INTERNATIONAL ARBITRATION
International Arbitration is one of the two ways to settle disputes, together with judicial settlement, contrary to judicial settlement, which is characterized by the fact that a dispute is settled by a standing tribunal, like International court of justice, arbitration is designed by parties to the disputes.
According to the Arbitration and conciliation act,1996 “international commercial arbitration” means an arbitration relating to disputes arising out of legal relationships, whether contractual or not, considered as commercial under the law in force in India and where at least one of the parties is—
(i) an individual who is a national of, or habitually resident in, any country other than India; or
(ii) a body corporate which is incorporated in any country other than India; or
(iii) *** an association or a body of individuals whose central management and control is exercised in any country other than India; or
(iv) the Government of a foreign country. They can choose arbitrators. The law that governs the arbitration proceeding (procedural law) and the law applicable to the dispute is called applicable law.
Arbitration can be categorize in several ways
- One can distinguish between the parties to the dispute – parties can be inter-state arbitration, between state and non-state actors, individual and private companies and the last between two non-state actors. Leaving the first type aside rest of them are called mixed arbitration and the first one is called direct arbitration.
- Second categorization is based on the way in which arbitration is conducted – the conduct is divide in two parts that is ad- hoc and the other is institutional arbitration. Ad hoc is the one in which case the parties to the disputes are responsible for determining and agreeing on the arbitration procedure and are not subjected to the procedure of an arbitral institution. Institutional arbitration is the one which rely on the procedural rules of chosen arbitration institution and are assisted during the procedure by that institution.
- The third categorization consists of dividing arbitrations based on the subject matter of the disputes– the subject matters are arbitration of commercial laws, investment disputes and disputes in relation with law of seas (Boundary Determination).
- There are different arbitral institutions that can assist arbitral tribunals in the settlement of disputes.
- For the disputes in the field of international law the most prominent institutions are permanent court of arbitration, situated in Hague and in the area of investment, disputes between the state and a foreign investor, the International Centre for the settlement of investment disputes, headquarters in Washington
Arbitration between states and states like entities were settled through International arbitration way before the first international court or tribunals were created by states.
Even at the time of ancient Greece, early forms of what we call arbitration were used to solve disputes between allied states and the city states relating to their independence and sovereignty.
Arbitration was also a famous method of dispute resolution in the middle ages.

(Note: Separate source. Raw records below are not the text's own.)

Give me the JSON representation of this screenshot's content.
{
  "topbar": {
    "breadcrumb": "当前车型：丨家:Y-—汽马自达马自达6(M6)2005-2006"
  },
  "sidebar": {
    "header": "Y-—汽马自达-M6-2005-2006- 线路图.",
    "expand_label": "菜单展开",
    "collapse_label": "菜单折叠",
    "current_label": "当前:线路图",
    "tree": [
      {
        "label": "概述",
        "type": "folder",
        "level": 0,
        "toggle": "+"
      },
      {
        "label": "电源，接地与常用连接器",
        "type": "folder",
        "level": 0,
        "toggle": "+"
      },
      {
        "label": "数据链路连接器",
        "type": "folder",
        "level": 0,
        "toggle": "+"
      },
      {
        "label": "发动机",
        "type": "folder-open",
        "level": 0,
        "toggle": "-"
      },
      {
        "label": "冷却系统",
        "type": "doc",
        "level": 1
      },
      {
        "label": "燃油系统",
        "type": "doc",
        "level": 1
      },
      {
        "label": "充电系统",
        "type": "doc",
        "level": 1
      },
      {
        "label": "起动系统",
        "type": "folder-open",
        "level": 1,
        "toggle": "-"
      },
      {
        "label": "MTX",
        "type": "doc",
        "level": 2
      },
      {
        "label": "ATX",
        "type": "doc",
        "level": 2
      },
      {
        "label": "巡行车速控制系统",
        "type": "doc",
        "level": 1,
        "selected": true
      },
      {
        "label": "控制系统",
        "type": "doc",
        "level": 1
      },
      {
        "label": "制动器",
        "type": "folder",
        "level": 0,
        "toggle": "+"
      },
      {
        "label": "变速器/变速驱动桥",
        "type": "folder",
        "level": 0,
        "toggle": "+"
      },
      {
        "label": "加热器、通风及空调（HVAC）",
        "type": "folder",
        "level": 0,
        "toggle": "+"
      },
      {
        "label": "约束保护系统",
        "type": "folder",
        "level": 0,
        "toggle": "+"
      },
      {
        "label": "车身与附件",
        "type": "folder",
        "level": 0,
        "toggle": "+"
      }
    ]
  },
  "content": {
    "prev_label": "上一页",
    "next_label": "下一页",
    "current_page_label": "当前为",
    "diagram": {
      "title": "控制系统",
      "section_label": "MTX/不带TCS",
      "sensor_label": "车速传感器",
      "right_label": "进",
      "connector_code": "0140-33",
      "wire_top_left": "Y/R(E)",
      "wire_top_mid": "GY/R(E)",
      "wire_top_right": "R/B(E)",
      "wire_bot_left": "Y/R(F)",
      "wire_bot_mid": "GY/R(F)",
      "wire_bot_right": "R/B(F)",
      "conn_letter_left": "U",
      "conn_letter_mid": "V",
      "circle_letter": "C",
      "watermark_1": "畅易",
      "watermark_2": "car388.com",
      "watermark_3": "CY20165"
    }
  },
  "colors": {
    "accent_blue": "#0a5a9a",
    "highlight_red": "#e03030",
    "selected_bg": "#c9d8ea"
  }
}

The dispute was often settled by a single arbitrator called emperor. With the 1648 peace treaties of Westphalia, which followed the 30 years’ war in Europe, and the primary of states sovereignty that came along, arbitration almost disappeared in the contemporary arbitration we now have.
The jay treaty arbitration is usually considered as the starting point of modern international arbitration. The treaty was signed between Great Britain and the United States, mainly to settle outstanding issues following the American war of independence. The mechanism established under the treaty to settle these disputes is remarkable in several respects.
After this in the 19th century and the start of 20th centuries, saw more than 120 so-called Mixed claims commissions like the jay treaty this commissions heard several types of claims, interstate claims and or/claims from national of one state against another state.
They were very often created following an armed conflict between two states or internal disturbances in one state during which nationals of other states had suffered injuries. For example United States Mexico claims commissions in late 19th and early 20th century and the various commissions established after the Second World War to settle claims with Germany.
It’s important to note however, that the claims of individuals very often especially in the early examples, had to be brought by the states of their nationality, in other words, individuals often had no direct access to the commission or tribunal.
In other words, individuals often had no direct access to the commission or tribunal. I mentioned this because this stand in the stark to the current practice in for example, investment treaty arbitration.
This was a bit of historical perspective of international arbitration. This all is my perspective about International arbitration.